L’art. 34 comma 3 cod. proc. amm. stabilisce che “Quando, nel corso del giudizio, l’annullamento del provvedimento impugnato non risulta più utile per il ricorrente, il giudice accerta l’illegittimità dell’atto se sussiste l’interesse ai fini risarcitori.”.
Sul punto la IV Sezione del Consiglio di Stato aveva deferito all’Adunanza Plenaria alcune questioni interpretative della norma e in particolare ci si era interrogati sulle modalità con cui l’interesse all’accertamento dell’illegittimità dell’atto dovesse essere manifestato: se cioè fosse sufficiente «un’istanza generica», e «se occorrano particolari modalità e se vi siano termini per la sua proposizione»; o invece fosse necessaria «l’allegazione dei presupposti per la sua successiva proposizione», anche in questo caso con richiesta di precisarne le modalità; oppure se non si possa prescindere dalla «proposizione della domanda di risarcimento del danno», nel medesimo giudizio di annullamento o in un autonomo giudizio. L’ordinanza di rimessione, inoltre, chiedeva di chiarire se in relazione alla «domanda di accertamento» dell’illegittimità dell’atto impugnato il giudice «possa comunque pronunciarsi su una questione ‘assorbente’ e dunque su ogni profilo costitutivo della fattispecie risarcitoria», la cui eventuale infondatezza, «correlata alla concreta insussistenza dell’interesse espressamente richiesto per la declaratoria di cui all’art. 34, comma 3, c.p.a.», possa precludere l’accertamento di illegittimità.
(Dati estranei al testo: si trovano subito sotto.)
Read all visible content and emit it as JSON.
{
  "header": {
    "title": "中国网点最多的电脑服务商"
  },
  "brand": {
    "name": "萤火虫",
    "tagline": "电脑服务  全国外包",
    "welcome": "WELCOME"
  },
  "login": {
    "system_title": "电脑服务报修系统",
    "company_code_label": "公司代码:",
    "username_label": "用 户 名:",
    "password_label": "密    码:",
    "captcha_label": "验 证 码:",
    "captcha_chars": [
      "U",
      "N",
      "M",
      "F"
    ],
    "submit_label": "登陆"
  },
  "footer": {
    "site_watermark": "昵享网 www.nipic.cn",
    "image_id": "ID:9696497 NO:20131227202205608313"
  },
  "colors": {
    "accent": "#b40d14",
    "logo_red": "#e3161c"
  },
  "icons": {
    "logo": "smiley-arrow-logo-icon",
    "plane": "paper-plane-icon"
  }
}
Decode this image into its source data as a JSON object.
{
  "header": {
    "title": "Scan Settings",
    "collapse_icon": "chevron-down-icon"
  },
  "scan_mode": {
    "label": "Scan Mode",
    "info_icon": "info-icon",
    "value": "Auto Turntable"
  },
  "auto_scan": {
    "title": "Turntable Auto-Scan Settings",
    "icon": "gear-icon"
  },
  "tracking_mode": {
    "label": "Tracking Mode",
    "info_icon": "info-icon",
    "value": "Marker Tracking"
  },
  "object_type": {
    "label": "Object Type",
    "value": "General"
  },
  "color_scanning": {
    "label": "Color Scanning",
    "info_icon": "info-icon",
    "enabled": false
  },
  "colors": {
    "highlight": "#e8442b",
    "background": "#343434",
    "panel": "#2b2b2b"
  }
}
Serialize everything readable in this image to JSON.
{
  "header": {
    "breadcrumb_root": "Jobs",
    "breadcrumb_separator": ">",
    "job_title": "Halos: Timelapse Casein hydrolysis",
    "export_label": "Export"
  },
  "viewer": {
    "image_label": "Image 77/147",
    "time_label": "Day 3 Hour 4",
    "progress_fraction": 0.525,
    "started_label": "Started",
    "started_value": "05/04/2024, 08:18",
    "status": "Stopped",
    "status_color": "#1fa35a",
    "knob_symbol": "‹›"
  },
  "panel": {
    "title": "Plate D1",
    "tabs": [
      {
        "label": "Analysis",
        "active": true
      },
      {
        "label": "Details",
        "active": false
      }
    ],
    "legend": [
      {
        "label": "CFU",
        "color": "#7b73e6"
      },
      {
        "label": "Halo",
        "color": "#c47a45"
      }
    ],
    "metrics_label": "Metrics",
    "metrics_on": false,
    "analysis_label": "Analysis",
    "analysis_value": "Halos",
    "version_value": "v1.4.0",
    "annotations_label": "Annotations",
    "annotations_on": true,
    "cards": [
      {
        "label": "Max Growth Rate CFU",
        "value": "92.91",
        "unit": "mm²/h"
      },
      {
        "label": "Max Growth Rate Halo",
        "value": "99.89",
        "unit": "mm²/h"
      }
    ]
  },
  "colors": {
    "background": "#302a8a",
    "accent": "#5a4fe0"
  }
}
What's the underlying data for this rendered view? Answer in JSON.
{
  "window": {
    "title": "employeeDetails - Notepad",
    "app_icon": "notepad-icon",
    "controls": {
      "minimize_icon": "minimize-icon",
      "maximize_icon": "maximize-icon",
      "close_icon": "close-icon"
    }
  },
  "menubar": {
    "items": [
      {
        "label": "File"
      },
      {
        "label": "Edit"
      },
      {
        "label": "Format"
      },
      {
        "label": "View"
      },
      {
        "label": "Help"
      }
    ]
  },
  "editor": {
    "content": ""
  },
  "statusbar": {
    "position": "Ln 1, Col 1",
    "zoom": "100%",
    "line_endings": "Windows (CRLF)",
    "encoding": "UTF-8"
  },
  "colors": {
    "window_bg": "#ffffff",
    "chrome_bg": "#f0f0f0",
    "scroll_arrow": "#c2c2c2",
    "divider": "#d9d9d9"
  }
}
A fronte di quanto precede, dunque, l’Adunanza Plenaria, nella sentenza n. 8 del 3 luglio 2022, ha ricordato come sulla questione deferita in sede nomofilattica si siano formati due orientamenti giurisprudenziali e che per un primo orientamento, fatto proprio dagli appellanti, sarebbe sufficiente «la sola deduzione dell’interessato di voler proporre in un futuro giudizio la domanda risarcitoria», mentre per un secondo indirizzo occorrerebbe invece che l’interessato alleghi i «presupposti della successiva domanda risarcitoria», cui hanno aderito le sentenze appellate. E’ stato poi richiamato anche un «ulteriore sotto-orientamento, che richiede, almeno, che si “comprovi sulla base di elementi concreti il danno ingiustamente subito”».
Dopo ampia disamina degli artt. 30, 35 e 104 del codice del processo amministrativo e con il supporto di approfonditi richiami giurisprudenziali, pertanto, l’Adunanza Plenaria è giunta alla conclusione che sui quesiti formulati dall’ordinanza di rimessione devono essere affermati i seguenti principi di diritto:
“- (sul primo quesito) «per procedersi all’accertamento dell’illegittimità dell’atto ai sensi dell’art. 34, comma 3, cod. proc. amm., è sufficiente dichiarare di avervi interesse a fini risarcitori; non è pertanto necessario specificare i presupposti dell’eventuale domanda risarcitoria né tanto meno averla proposta nello stesso giudizio di impugnazione; la dichiarazione deve essere resa nelle forme e nei termini previsti dall’art. 73 cod. proc. amm.»;
– (sul secondo quesito) «una volta manifestato l’interesse risarcitorio, il giudice deve limitarsi ad accertare se l’atto impugnato sia o meno legittimo, come avrebbe fatto in caso di permanente procedibilità dell’azione di annullamento, mentre gli è precluso pronunciarsi su una questione in ipotesi assorbente della fattispecie risarcitoria, oggetto di eventuale successiva domanda».”.